Dari total lifting migas 2017 yang hanya mencapai 98,9% dari target APBN-P 2017, secara rinci untuk lifting minyak sebesar 803.800 barel per hari atau baru mencapai 98,6% dari target. Sementara itu, untuk lifting gas sebesar 6,38 juta ekuivalen barel per hari atau mencapai 99,2% dari target.
Dari total daftar Kontraktor Kontrak Kerja Sama (KKKS) 10 besar untuk masing-masing minyak dan gas, mayoritas masih tidak memenuhi target.

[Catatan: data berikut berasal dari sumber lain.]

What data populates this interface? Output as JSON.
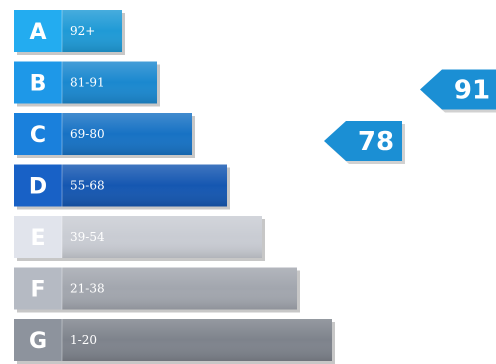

Dari KKKS untuk lifting minyak, hanya 4 dari 10 yang mampu melampaui target. Keempat KKKS itu terdiri dari Mobil Cepu Ltd. dengan pencapaian hingga 101,4%, CNOOC SES Ltd. sebesar 101,2%, Chevron Indonesia Company sebesar 101,8%, dan VICO sebesar 104,8%.
Untuk migas, sebanyak 6 dari 10 KKKS yang mampu melamapui target. Keenam KKKS itu antara lain Conocophillips (Grissik), JOBP – Medco Tomori, Premier Oil, Eni Muara Bakau, Medco Natuna, dan Petrochina Jabung.